Com quase 20 mil associados em Minas, o Cartão de Todos “é difícil de cortar, porque ninguém vai ficar sem luz. Mas o usuário tem a opção de nomear outro tipo de pagamento”, segundo explica o atendente do call center do plano de saúde. O método também é adotado pelo clube da Associação do Corpo de Bombeiros Militar do Estado de Minas Gerais (Ascobom), com cerca de 30 mil filiados. Uma das opções de pagamento da mensalidade de R$ 36 referente à aquisição da cota como filiado também é a conta da Cemig. Outro serviço com desconto na conta é o plano de auxílio funerário da Funerária São Cristóvão, de Belo Horizonte, que conta com a facilidade da cobrança na fatura. Segundo o atendente, diversas funerárias da capital utilizam desse expediente para facilitar a vida do cliente.

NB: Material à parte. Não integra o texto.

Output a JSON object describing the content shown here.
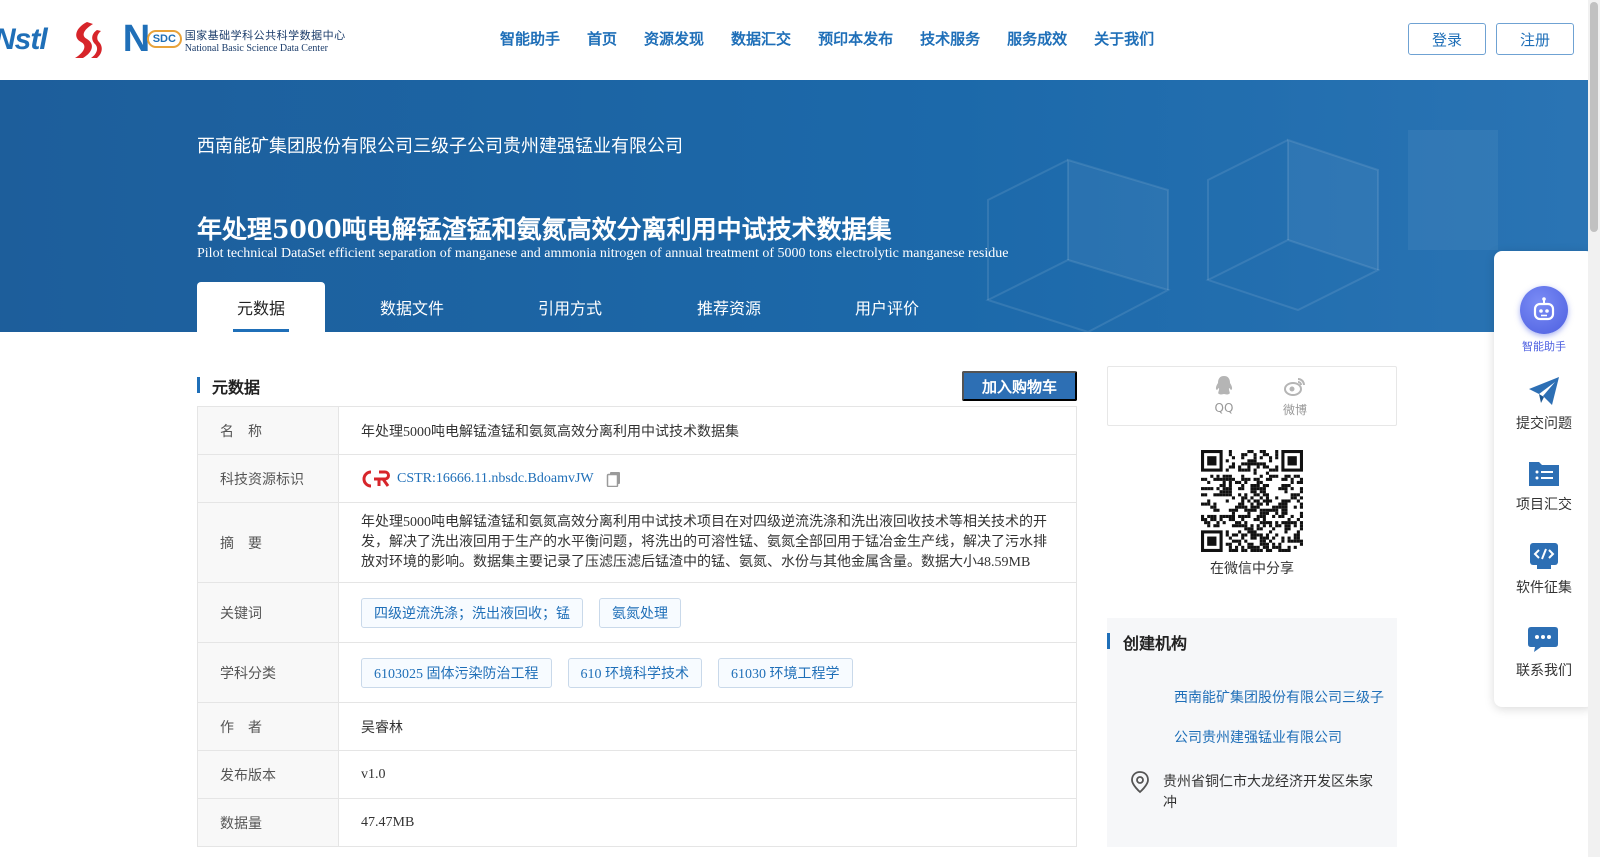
{
  "header": {
    "logos": {
      "nstl": "Nstl",
      "nsdc_mark": "SDC",
      "nsdc_cn": "国家基础学科公共科学数据中心",
      "nsdc_en": "National Basic Science Data Center"
    },
    "nav": [
      "智能助手",
      "首页",
      "资源发现",
      "数据汇交",
      "预印本发布",
      "技术服务",
      "服务成效",
      "关于我们"
    ],
    "login_label": "登录",
    "register_label": "注册"
  },
  "banner": {
    "org": "西南能矿集团股份有限公司三级子公司贵州建强锰业有限公司",
    "title_cn": "年处理5000吨电解锰渣锰和氨氮高效分离利用中试技术数据集",
    "title_en": "Pilot technical DataSet efficient separation of manganese and ammonia nitrogen of annual treatment of 5000 tons electrolytic manganese residue",
    "tabs": [
      {
        "label": "元数据",
        "active": true
      },
      {
        "label": "数据文件",
        "active": false
      },
      {
        "label": "引用方式",
        "active": false
      },
      {
        "label": "推荐资源",
        "active": false
      },
      {
        "label": "用户评价",
        "active": false
      }
    ]
  },
  "metadata": {
    "section_title": "元数据",
    "cart_label": "加入购物车",
    "rows": {
      "name": {
        "label": "名　称",
        "value": "年处理5000吨电解锰渣锰和氨氮高效分离利用中试技术数据集"
      },
      "id": {
        "label": "科技资源标识",
        "value": "CSTR:16666.11.nbsdc.BdoamvJW"
      },
      "abstract": {
        "label": "摘　要",
        "value": "年处理5000吨电解锰渣锰和氨氮高效分离利用中试技术项目在对四级逆流洗涤和洗出液回收技术等相关技术的开发，解决了洗出液回用于生产的水平衡问题，将洗出的可溶性锰、氨氮全部回用于锰冶金生产线，解决了污水排放对环境的影响。数据集主要记录了压滤压滤后锰渣中的锰、氨氮、水份与其他金属含量。数据大小48.59MB"
      },
      "keywords": {
        "label": "关键词",
        "tags": [
          "四级逆流洗涤；洗出液回收；锰",
          "氨氮处理"
        ]
      },
      "subjects": {
        "label": "学科分类",
        "tags": [
          "6103025 固体污染防治工程",
          "610 环境科学技术",
          "61030 环境工程学"
        ]
      },
      "author": {
        "label": "作　者",
        "value": "吴睿林"
      },
      "version": {
        "label": "发布版本",
        "value": "v1.0"
      },
      "size": {
        "label": "数据量",
        "value": "47.47MB"
      }
    }
  },
  "share": {
    "qq_label": "QQ",
    "weibo_label": "微博",
    "wechat_caption": "在微信中分享"
  },
  "creator": {
    "title": "创建机构",
    "org": "西南能矿集团股份有限公司三级子公司贵州建强锰业有限公司",
    "address": "贵州省铜仁市大龙经济开发区朱家冲"
  },
  "float_bar": {
    "ai_label": "智能助手",
    "items": [
      "提交问题",
      "项目汇交",
      "软件征集",
      "联系我们"
    ]
  },
  "colors": {
    "accent": "#1f6fb8",
    "banner": "#1c69aa",
    "cart": "#2d6fb4"
  }
}
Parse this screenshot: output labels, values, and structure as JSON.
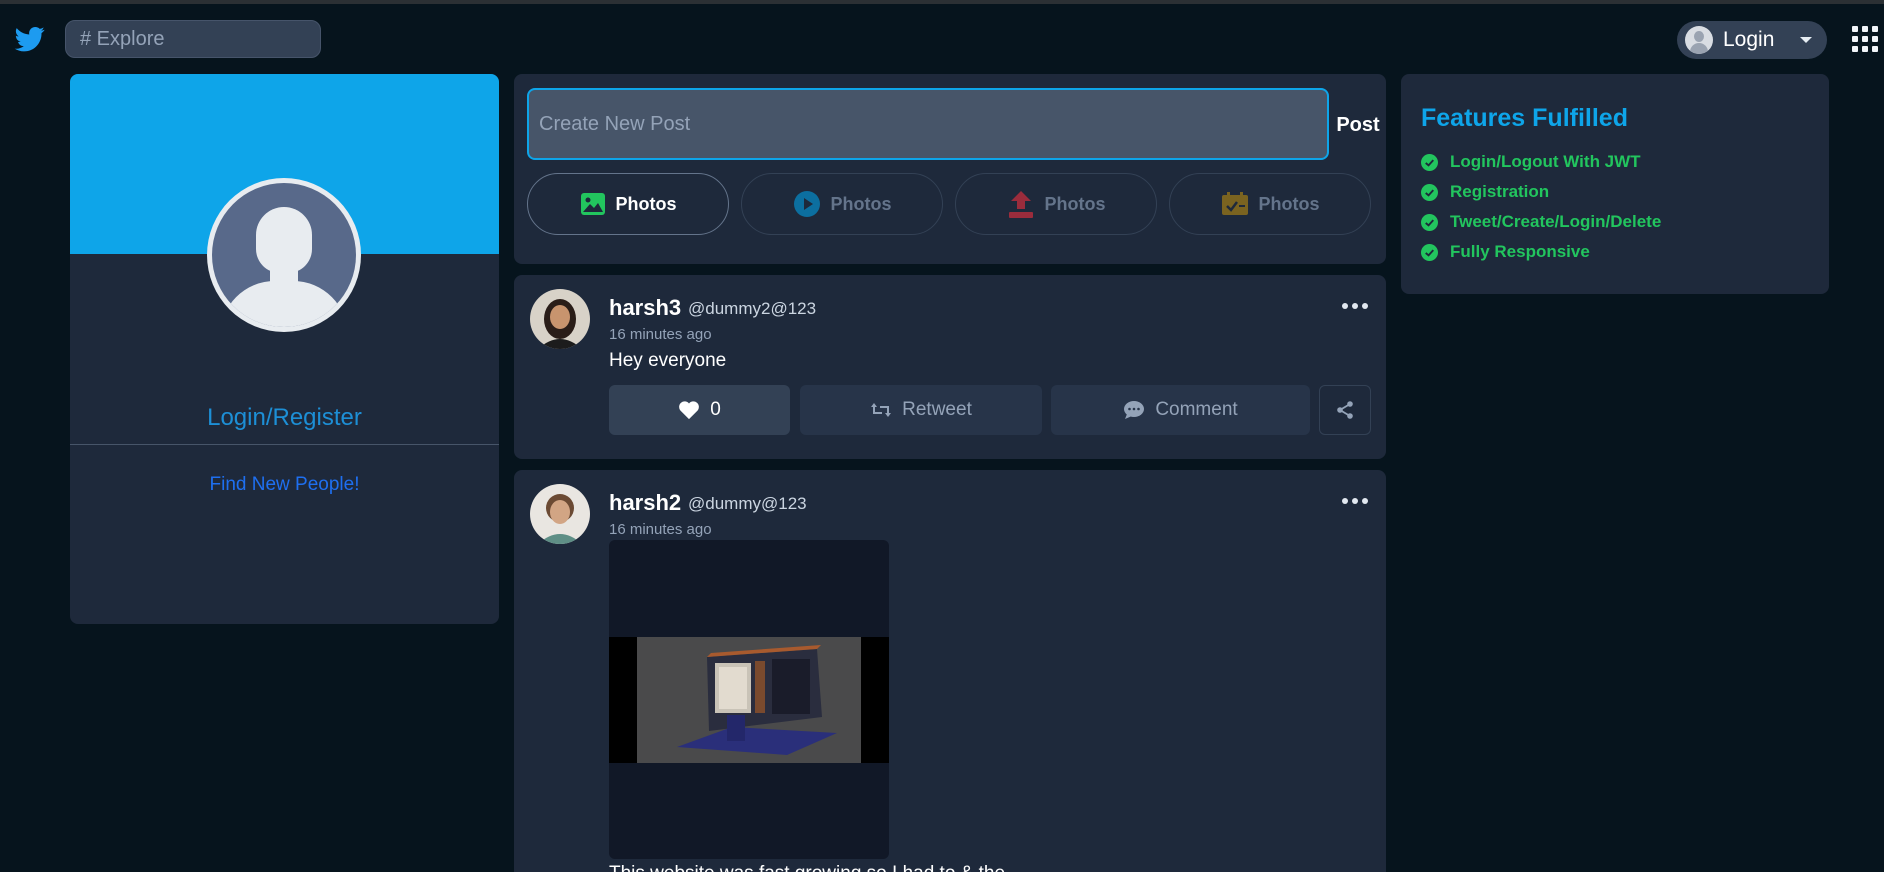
{
  "header": {
    "search_placeholder": "# Explore",
    "login_label": "Login"
  },
  "sidebar": {
    "login_register": "Login/Register",
    "find_people": "Find New People!"
  },
  "composer": {
    "placeholder": "Create New Post",
    "post_label": "Post",
    "media_buttons": [
      {
        "label": "Photos",
        "icon": "image-icon",
        "color": "#22c55e"
      },
      {
        "label": "Photos",
        "icon": "video-icon",
        "color": "#0ea5e9"
      },
      {
        "label": "Photos",
        "icon": "upload-icon",
        "color": "#ef4444"
      },
      {
        "label": "Photos",
        "icon": "calendar-icon",
        "color": "#eab308"
      }
    ]
  },
  "posts": [
    {
      "username": "harsh3",
      "handle": "@dummy2@123",
      "time": "16 minutes ago",
      "text": "Hey everyone",
      "likes": "0",
      "retweet_label": "Retweet",
      "comment_label": "Comment"
    },
    {
      "username": "harsh2",
      "handle": "@dummy@123",
      "time": "16 minutes ago",
      "text": "This website was fast growing so I had to & the"
    }
  ],
  "features": {
    "title": "Features Fulfilled",
    "items": [
      "Login/Logout With JWT",
      "Registration",
      "Tweet/Create/Login/Delete",
      "Fully Responsive"
    ]
  },
  "colors": {
    "accent": "#0ea5e9",
    "success": "#22c55e",
    "background": "#06141d",
    "card": "#1e293b"
  }
}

Em nota oficial, a Cemig informa que já estaria cumprindo a determinação do MP ao fazer novos contratos e impedir a renovação dos contratos em vigor. “Não nos resta alternativa a não ser propor ação visando a imediata paralisação da cobrança de serviços de terceiros, pois contratos que já se encontravam vencidos estão sendo prorrogados”, informa Baêta, no escopo do processo. Segundo o promotor, o MP tentou buscar uma solução amigável para o problema, realizando diversas reuniões com a diretoria da Cemig. Ele afirma ainda ter recebido ofício assinado pelo presidente da autarquia, Djalma Morais, reconhecendo a cobrança como indevida e comunicando a suspensão dos contratos até o fim do ano. A carta é datada do início de 2008.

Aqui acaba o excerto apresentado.